Who has permanent custody of the children? Who pays for what? Does your spouse also support his Ex? These are some of the issues that arise here. The problem is that the stepparent in this situation feels the pressure of having to support another family so to speak. This is unavoidable. Do understand that your spouse has to take care of his family as well, especially if he does not have permanent custody of the children. Also discuss this with your spouse especially if you have concerns so that you can work it out together as a team

4. Visitation Schedules

One parent will definitely have the kids permanently and the other will have the visitation. Visitation schedules can be a serious source of conflict especially if they are random. You may find yourself a s a stepparent having to pick or drop off the kids when you had made other plans. The key here is have a schedule that all parties agree and adhere to. That way everyone can manage their time and personal schedules as well

5. Legal Issues

There are various legal issues that come into play with stepfamilies.

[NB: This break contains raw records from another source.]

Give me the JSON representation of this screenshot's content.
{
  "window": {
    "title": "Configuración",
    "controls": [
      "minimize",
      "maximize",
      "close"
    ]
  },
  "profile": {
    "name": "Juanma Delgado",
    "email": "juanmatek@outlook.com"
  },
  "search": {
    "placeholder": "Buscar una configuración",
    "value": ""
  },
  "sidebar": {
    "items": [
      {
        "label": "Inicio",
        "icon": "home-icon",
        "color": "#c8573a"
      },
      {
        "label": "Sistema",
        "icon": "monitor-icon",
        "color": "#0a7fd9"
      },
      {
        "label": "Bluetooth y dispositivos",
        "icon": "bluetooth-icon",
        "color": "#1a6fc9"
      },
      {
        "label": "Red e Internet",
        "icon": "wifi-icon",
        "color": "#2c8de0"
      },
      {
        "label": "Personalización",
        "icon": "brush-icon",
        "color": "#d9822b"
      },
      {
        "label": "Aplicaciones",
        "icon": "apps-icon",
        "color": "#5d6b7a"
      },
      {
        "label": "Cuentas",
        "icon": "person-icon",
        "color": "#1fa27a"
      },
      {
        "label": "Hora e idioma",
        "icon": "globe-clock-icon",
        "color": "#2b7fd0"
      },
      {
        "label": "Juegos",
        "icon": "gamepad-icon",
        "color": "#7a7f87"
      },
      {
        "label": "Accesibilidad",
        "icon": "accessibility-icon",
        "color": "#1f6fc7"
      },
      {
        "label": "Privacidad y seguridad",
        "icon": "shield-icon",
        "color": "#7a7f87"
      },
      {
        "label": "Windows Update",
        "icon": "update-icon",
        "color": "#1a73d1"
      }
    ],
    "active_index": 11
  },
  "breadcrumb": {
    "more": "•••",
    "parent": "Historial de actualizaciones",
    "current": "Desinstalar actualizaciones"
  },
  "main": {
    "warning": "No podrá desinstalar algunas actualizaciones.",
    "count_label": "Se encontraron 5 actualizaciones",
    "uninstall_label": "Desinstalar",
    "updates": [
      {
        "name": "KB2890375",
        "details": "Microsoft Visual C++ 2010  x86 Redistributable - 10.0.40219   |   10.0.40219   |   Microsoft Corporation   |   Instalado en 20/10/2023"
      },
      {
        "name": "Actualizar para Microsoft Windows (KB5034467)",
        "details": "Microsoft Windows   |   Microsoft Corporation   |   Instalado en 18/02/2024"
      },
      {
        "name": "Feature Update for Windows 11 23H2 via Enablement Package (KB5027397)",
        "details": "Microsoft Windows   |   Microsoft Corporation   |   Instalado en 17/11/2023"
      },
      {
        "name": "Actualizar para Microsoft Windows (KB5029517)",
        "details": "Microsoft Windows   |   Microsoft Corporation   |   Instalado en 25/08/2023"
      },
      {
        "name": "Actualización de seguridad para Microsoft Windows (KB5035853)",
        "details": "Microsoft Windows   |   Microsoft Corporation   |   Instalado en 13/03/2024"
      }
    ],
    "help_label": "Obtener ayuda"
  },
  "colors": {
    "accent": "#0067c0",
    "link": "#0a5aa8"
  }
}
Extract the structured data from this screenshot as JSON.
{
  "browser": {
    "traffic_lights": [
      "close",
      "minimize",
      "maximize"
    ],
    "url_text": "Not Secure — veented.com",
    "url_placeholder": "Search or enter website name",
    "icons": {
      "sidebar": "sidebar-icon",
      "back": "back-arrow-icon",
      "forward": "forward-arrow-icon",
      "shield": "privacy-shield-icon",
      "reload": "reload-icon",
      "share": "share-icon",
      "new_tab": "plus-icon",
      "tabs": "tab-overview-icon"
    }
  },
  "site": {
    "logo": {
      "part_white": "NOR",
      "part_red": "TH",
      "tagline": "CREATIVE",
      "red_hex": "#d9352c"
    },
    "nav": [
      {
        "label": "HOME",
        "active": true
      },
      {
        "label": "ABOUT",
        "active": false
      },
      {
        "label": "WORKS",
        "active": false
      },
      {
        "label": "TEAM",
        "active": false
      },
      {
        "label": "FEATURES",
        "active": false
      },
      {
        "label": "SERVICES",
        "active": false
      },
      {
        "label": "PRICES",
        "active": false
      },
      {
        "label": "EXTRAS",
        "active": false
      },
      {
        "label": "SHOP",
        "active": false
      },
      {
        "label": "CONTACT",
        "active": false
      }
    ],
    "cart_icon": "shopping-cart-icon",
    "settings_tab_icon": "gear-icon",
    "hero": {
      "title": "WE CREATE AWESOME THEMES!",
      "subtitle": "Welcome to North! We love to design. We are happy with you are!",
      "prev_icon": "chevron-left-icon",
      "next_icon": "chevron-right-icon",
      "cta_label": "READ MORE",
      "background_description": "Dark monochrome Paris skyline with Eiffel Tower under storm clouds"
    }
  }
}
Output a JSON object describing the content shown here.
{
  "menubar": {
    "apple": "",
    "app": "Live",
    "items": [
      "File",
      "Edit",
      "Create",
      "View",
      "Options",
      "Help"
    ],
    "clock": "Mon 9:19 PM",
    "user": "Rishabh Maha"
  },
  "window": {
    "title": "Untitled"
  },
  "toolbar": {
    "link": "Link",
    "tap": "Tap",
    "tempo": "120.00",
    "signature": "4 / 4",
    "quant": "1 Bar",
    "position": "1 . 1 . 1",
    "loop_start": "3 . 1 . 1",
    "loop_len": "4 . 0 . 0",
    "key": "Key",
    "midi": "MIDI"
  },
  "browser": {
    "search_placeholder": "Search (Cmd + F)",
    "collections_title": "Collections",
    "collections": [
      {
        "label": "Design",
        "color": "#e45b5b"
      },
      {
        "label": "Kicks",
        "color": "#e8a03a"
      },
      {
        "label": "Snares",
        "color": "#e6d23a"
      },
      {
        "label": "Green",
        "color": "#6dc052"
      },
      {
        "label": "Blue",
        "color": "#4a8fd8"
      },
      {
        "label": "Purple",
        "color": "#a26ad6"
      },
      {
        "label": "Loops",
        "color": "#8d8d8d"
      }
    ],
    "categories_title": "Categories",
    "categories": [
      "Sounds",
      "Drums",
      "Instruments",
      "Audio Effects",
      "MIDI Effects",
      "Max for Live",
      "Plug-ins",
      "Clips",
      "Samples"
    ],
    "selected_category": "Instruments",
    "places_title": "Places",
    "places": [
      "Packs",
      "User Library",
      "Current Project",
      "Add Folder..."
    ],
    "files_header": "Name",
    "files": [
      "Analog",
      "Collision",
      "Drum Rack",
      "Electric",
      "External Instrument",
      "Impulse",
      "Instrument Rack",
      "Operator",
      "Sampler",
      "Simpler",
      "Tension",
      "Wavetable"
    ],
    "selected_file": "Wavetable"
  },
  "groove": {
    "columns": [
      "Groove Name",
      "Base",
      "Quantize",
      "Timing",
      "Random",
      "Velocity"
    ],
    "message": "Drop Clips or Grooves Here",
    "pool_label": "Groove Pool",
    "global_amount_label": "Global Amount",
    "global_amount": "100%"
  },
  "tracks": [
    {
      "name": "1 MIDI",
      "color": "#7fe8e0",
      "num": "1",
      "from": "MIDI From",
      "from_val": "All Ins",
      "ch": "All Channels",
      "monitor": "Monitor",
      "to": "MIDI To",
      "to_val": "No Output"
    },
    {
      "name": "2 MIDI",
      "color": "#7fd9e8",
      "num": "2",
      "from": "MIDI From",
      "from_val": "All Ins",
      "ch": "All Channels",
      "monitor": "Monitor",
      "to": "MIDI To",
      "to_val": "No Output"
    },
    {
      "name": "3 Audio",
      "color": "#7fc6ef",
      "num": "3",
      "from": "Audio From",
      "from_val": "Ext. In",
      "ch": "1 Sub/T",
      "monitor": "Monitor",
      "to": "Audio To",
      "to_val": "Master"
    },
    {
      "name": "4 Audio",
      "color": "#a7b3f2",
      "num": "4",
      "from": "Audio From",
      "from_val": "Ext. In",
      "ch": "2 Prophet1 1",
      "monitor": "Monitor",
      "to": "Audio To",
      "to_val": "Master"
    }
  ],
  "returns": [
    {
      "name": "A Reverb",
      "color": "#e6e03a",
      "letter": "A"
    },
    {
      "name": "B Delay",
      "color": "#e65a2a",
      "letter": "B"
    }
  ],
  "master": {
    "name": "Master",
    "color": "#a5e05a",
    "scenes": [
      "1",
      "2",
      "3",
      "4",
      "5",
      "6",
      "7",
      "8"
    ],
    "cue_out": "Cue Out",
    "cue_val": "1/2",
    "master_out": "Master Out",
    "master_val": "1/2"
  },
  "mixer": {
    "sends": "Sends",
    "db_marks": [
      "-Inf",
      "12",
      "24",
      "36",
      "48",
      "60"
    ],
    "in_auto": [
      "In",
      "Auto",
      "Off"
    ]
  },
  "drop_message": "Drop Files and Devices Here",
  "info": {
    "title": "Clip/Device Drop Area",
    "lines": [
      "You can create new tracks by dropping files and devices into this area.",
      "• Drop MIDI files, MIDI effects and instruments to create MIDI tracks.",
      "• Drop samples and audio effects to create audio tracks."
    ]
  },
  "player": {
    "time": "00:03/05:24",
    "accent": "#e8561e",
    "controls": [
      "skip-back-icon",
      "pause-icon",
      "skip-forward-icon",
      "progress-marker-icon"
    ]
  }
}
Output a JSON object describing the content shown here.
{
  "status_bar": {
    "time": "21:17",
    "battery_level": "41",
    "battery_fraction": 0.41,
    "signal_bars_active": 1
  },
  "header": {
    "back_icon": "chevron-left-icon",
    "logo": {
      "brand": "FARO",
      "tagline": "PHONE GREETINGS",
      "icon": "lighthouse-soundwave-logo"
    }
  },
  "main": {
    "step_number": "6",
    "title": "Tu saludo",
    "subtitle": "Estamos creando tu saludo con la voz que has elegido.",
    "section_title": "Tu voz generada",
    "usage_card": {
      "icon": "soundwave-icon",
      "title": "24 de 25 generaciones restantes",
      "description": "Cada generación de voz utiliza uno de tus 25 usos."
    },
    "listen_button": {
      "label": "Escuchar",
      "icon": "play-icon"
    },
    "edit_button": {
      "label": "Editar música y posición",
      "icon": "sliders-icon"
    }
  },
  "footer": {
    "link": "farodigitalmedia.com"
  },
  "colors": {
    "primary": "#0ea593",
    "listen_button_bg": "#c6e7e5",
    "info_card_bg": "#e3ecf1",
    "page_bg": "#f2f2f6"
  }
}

Child custody arrangements, legal guardianship for the stepparent, child support, succession and the will. These cannot be ignored. It would be best to engage a family lawyer to discuss your unique situation as they vary from family to family. As well as have your concerns addressed from a legal perspective. You and your partner can then agree on the best decisions to make for your family.

At all times remember that you and your partner are a team so look into these issues together and plan together for the success of your family.